Tim Wilson

No. 45, 89
- Position: Running back

Personal information
- Born: January 14, 1954 New Castle, Delaware, U.S.
- Died: November 23, 1996 (aged 42)
- Listed height: 6 ft 3 in (1.91 m)
- Listed weight: 226 lb (103 kg)

Career information
- College: Maryland
- NFL draft: 1977 (3rd round, 66th overall pick)

Career history
- Houston Oilers (1977–1982); Los Angeles Raiders (1983*); New Orleans Saints (1983–1984);
- * Offseason or practice squad member only

Career NFL statistics
- Rushing attempts: 398
- Rushing yards: 1,414
- Total TDs: 9
- Stats at Pro Football Reference

= Tim Wilson (American football) =

American football player (1954–1996)

Tim Wilson (January 14, 1954 – November 23, 1996) was an American professional football player who was a running back in the National Football League (NFL) for the Houston Oilers and New Orleans Saints.

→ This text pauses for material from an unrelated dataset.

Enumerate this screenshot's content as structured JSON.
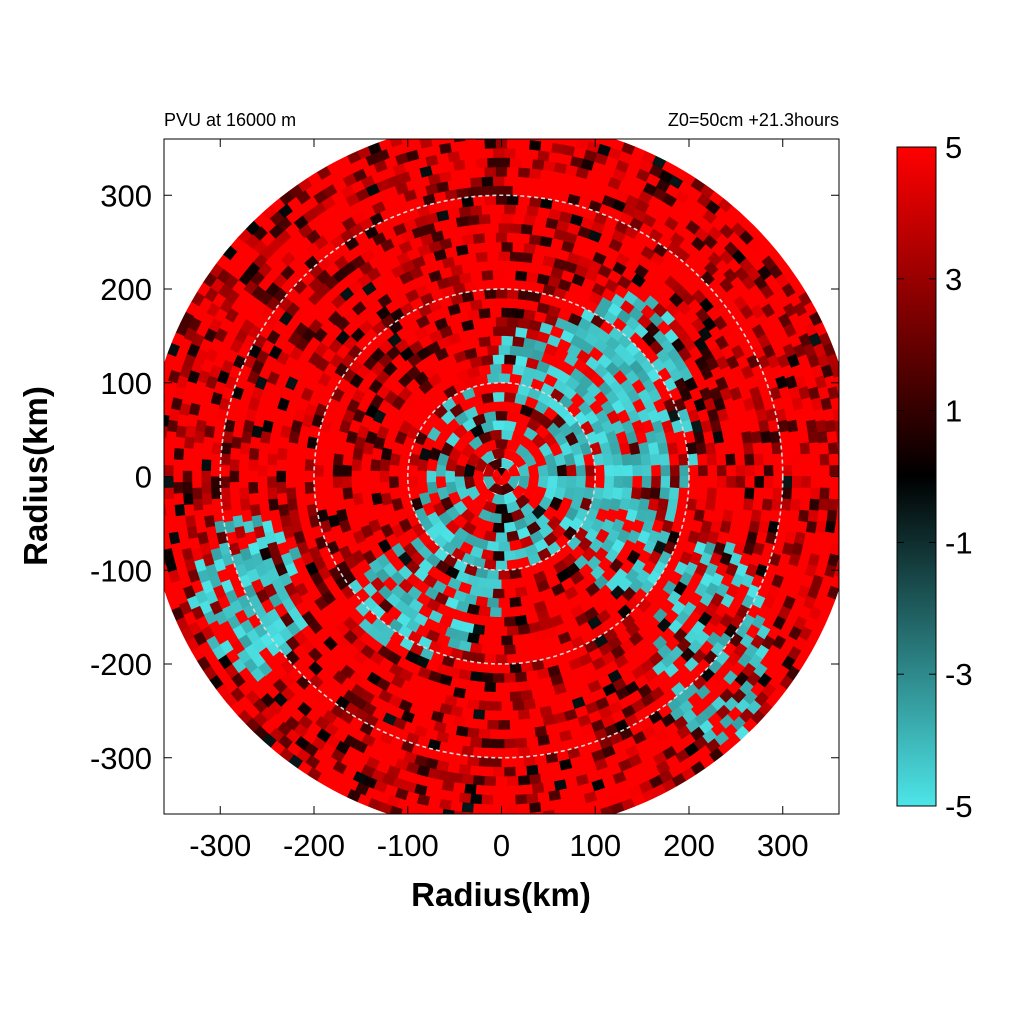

He was a lead blocker for Hall of Fame running back Earl Campbell. He played college football at the University of Maryland.

In 1991, Wilson was inducted into the Delaware Sports Museum and Hall of Fame.

==Personal life==
Wilson's son, Josh, also played for Maryland and was selected 66th overall by the Seattle Seahawks in the second round of the 2007 NFL draft.

Wilson died of a heart attack on November 23, 1996.